As the great war broke out no one assumed it would last more than a few months, or involve the entire civilized world, so Breckenfort kept on training and being beautiful.  As a standing German national hero and reigning Most Beautiful German Man as decided by Otto Von Bismarck himself, news of his Fancy High Dive achievments was frequently sent to the front in bulletins.  War weary soldiers though were not impressed with Breckenfort and his “kindergames and kinderbeauty,” and so unbeknownst to him he gained a reputation as Germany’s most cowardly weakling.  Failing to complete a trench run, even if a soldier knew it would lead to his certain death, was known as Breckenforting and was punishable by death.

Breckenfort though had no idea of the reputation he had gained when he enlisted himsef into the military after the 1916 Berlin games were cancelled.  Assuming that his physical prowess, magnificent beauty and stature as an Olympic hero would earn him respect amongst his fellow soldiers, he was shocked to find himself on the receiving end of the most savage hazing the German army has ever seen.  He wound up facially disfigured as a result of a twisted bout of intentional Mustard Heading spearheaded by eventual Nazi war criminal Ernst Dehner (a horrifying form of hazing that Hitler would later call, “too barbaric for das juden”), and was sent home to Berlin before even seeing the battlefield.
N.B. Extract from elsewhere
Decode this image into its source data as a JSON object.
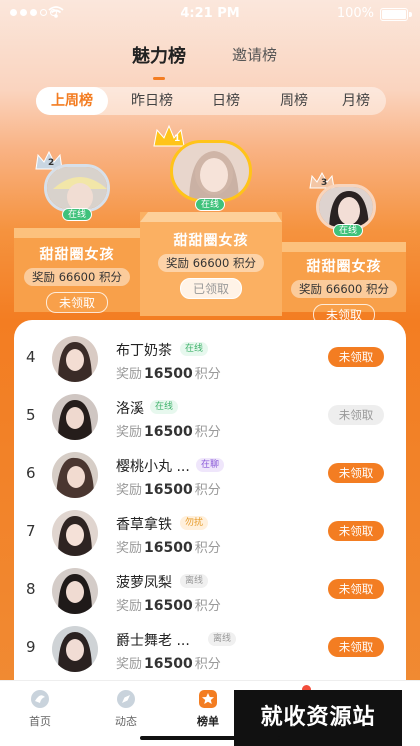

No longer beautiful Breckenfort plunged into a deep depression.  Bitollio tried to get him to return to training, but Breckenfort had no interest in letting the public in Berlin see his face.  So Bitollio returned to his homeland to seek counsel from his father, the great mask maker Pucino Bitollio.  Though the two men had not spoken due to an ugly diving tragedy that had occurred years earlier, the elder Bitollio nevertheless was moved by Hans’ story and got to work making a mask of pure beauty.  The mask was to be a figurative expression of Narcissus himself cast in dried leather.  The process took two seasons, and was said to be so draining for Pucino that he himself grew ugly making this beautiful mask which he would dub Twerpio.

When the younger Bitollio returned to Berlin, the year was 1919, the armistice had been signed and Germany was falling into a depression itself.  Breckenfort had refused to eat or move for the better part of the year, and was on death’s door sustained only by the occasional sip of lamb’s broth.  When Bitollio came upon Breckenfort, asleep on a filthy tenement floor, he shook him awake and without speaking put the mask of Twerpio on Breckenfort’s face.  Suddenly, his spiritual strength was restored.  Though still weak, he began a weary shuffle of joy, and devoured two hams.  Though when the mask was removed, Breckenfort again dipped into his sadness, the moment of joy that Bitollio saw was honest.

Thus would be Breckenfort’s fate moving forward: he was both the depressive monster and the clownish beauty.  And when he Bitollio sent him to Antwerp to participate in the 1920 Olympic Games he did not go as Hans Breckenfort, Fancy High Diver, but instead as Twerpio, the first ever Olympic mascot.  His weary yet joyful shuffle brought joy to the children of Belgium, and an identity to the 1920 games which help reunify the European spirit.